1. What does the word “horror” mean to you?
Anything that entails giving someone a fright. Something twisted or menacing that makes someone tremor at the thought. It’s not always about shock factor for me, but rather an idea—that small inkling at the back of your mind—that makes you doubt what is or isn’t.
2. Why write horror? What draws you to writing in this genre?
I’m not sure that what I write is considered straight horror, but the concept is there. I love creating images that, when someone really thinks about it, can be found gruesome and somewhat disturbing. Even though my books are more on the supernatural side, and a bit quirky in a way, I enjoy mixing a bit of horror with things that are otherwise unbelievable, because I want to open people’s mind. What if these things were possible? How horrifying would it be to see the dead, or to have them entering your body to cross over? What if the impossible were possible?
3. What reactions have you received after telling people that you are a writer of horror? Any interesting anecdotes to share?

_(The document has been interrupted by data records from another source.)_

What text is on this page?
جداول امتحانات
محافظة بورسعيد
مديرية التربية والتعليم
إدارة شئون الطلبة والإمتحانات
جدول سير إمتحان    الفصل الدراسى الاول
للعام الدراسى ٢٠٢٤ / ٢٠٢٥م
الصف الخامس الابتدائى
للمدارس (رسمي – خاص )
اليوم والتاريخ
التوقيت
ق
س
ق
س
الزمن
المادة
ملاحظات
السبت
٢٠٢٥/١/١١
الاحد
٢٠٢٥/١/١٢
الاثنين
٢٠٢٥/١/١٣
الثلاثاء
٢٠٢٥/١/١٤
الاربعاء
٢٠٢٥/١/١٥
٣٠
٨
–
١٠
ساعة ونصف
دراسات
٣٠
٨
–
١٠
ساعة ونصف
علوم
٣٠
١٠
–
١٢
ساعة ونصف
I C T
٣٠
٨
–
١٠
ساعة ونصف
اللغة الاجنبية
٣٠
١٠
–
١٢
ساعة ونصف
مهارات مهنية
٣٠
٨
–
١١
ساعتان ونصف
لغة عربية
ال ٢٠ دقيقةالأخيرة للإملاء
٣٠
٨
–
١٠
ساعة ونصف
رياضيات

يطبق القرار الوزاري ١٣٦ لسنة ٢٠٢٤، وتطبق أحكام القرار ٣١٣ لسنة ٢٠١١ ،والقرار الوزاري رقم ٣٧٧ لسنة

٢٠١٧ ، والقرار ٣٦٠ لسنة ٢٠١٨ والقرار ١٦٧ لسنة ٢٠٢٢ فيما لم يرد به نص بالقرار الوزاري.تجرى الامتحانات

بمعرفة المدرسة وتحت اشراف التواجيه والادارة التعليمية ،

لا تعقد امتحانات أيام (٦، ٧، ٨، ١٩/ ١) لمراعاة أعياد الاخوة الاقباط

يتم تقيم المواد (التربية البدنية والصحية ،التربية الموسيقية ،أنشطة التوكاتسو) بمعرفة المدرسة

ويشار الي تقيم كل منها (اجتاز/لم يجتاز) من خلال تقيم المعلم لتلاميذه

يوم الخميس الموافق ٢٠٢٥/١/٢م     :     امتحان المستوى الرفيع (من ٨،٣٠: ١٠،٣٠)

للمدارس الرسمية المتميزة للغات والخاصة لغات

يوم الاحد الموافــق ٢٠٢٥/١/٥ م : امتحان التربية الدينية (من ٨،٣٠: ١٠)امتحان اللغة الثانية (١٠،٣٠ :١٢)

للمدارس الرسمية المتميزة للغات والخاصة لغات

For the most part people say: “But you seem so normal and nice,” to which I laugh and laugh until it becomes manic. Sometimes I’m amazed at what my mind comes up with ’cause I’m like: Man, that’s messed up. What is wrong with me? hahaha
4. I always tell the traumatic story of my first viewing of Poltergeist when I was in third grade and how it scarred me for years. Do you have any stories of fears to share? This has been a huge topic on our blog.
I’ve experienced a lot of frightening things in my life. One in particular I don’t typically share, but there was a time when my friends locked me in a bathroom to play Bloody Mary. It took me years to get over the trauma. In fact, I still hate looking into mirrors when I’m the only one home. Also, I was terrified of Freddy Krueger as a kid. One day I woke up from a nap after a terrible nightmare of him hiding under my blankets, to find a long scratch down my leg that was bleeding profusely. Maybe I did it to myself in my sleep, but as a kid I was like: I’m ruined. That it’s. I’m dead.
5. What is your favorite horror novel? Horror movie? Why?
Honestly, Anna Dressed in Blood gave me the chills, and not many books do this to me. I could say something by Stephen King or something like that, but I’m gonna have to go with Anna. Also, My Sweet Audrina by V.C. Andrews was super creepy to me. Heartbreaking, really. Movie-wise, I’d have to say Sleepaway Camp. That ending… I will never get that out of my head.
6. Where do you get your inspiration from?
It took me a long time to figure that out, but I think a lot of my inspiration comes from Ghost Adventures. I’m so not kidding. And not the guys, necessarily, though I love them. But I mean the paranormal aspect. When I hear those EVPs or see a shadow caught on camera, oh my gosh, it gets my heart going. I love watching that show when I’m alone because once that fear gets going inside of me, my mind starts racing with ideas. So maybe I should say fear itself is my inspiration.
7. We love music here at The Midnight Society, especially when it helps us to write creepy stories. Any songs or playlists you can share that have inspired your writing?
I don’t listen to music when I write, or much of anything for that matter. I’m weird that way, I know.
8. Any writing tips you can share with us?
For the love of all that is holy, just write. Don’t slow down your writing by editing while drafting. Just get those words in and go back to them later. I never, ever edit when I start on a new manuscript. That would drive me crazy.